In the weeks that followed Hart's death, much attention was focused on the harness Hart used that night, especially on the "quick release" trigger and safety latches. When someone is lowered from the rafters in a harness, there are backup latches that must be latched for safety purposes. Four weeks after the event, the Hart family sued the WWF over how dangerous and poorly planned the stunt was, and that the harness system was defective. After over a year and a half into the case, a settlement was reached on November 2, 2000, which saw the WWF give the Hart family US$18 million. The manufacturer of the harness system was also a defendant against the Hart family, but they were dismissed from the case after the settlement was reached. Martha used millions of the settlement to establish the Owen Hart Foundation. Martha wrote a book about Hart's life in 2002 called Broken Harts: The Life and Death of Owen Hart.

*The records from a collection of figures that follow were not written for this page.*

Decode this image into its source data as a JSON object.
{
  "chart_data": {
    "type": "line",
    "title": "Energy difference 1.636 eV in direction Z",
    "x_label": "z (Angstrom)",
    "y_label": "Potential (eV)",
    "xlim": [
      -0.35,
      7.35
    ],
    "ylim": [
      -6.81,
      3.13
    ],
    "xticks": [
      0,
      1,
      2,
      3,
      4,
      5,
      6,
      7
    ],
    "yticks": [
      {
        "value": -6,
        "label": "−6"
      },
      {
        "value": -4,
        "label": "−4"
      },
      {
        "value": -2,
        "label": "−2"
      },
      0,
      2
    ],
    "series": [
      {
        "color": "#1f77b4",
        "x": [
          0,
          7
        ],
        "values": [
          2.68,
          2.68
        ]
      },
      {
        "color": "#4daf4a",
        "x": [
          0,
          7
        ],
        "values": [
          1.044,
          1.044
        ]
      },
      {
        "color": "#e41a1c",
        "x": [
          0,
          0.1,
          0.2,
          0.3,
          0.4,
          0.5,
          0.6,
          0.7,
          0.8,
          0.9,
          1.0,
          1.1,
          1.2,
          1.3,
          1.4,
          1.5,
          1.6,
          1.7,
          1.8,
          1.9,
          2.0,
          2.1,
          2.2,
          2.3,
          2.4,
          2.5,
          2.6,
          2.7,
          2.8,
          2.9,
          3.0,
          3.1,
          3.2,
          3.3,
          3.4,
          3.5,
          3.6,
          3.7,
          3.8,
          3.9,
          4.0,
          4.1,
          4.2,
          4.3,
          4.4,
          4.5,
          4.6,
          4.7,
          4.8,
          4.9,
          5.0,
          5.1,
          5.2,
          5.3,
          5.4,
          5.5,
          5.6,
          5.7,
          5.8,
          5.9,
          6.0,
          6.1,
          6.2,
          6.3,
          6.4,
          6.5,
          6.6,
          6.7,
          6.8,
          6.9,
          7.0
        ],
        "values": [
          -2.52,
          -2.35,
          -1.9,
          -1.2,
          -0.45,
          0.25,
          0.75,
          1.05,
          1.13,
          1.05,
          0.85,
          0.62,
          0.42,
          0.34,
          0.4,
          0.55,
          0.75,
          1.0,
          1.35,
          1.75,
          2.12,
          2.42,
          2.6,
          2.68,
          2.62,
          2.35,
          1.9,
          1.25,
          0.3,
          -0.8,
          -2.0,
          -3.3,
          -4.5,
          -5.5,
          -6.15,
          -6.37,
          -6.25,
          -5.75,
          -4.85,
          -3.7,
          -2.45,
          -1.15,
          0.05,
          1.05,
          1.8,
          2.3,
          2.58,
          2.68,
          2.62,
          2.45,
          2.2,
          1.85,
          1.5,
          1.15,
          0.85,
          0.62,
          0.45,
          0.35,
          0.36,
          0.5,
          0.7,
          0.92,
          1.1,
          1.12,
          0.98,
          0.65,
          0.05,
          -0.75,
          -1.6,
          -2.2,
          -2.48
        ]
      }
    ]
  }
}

In 2001, Hart's sister Diana released her first book named Under the Mat which dealt with their family. The book was written partially in response to Owen's death and became very controversial. Owen's widow Martha Hart pursued legal action over the work and claimed that Diana made inaccurate and irresponsible statements about her and her family. She stated that the book was "filled with distortions, misstatements and unjustified slurs that attempt to destroy the reputation of my family and me, and undermine the memory of Owen."
In June 2010, Martha filed a lawsuit against the WWE over WWE's use of Owen's name and likeness as well as personal photos of Hart's family in the Hart & Soul WWE DVD, as well as the failure to make royalty payments. The matter was scheduled to go to trial in June 2013 before the settlement was reached in April 2013 for an undisclosed amount.
In December 2015, WWE released Owen: Hart of Gold on DVD and Blu-ray, which covers his career.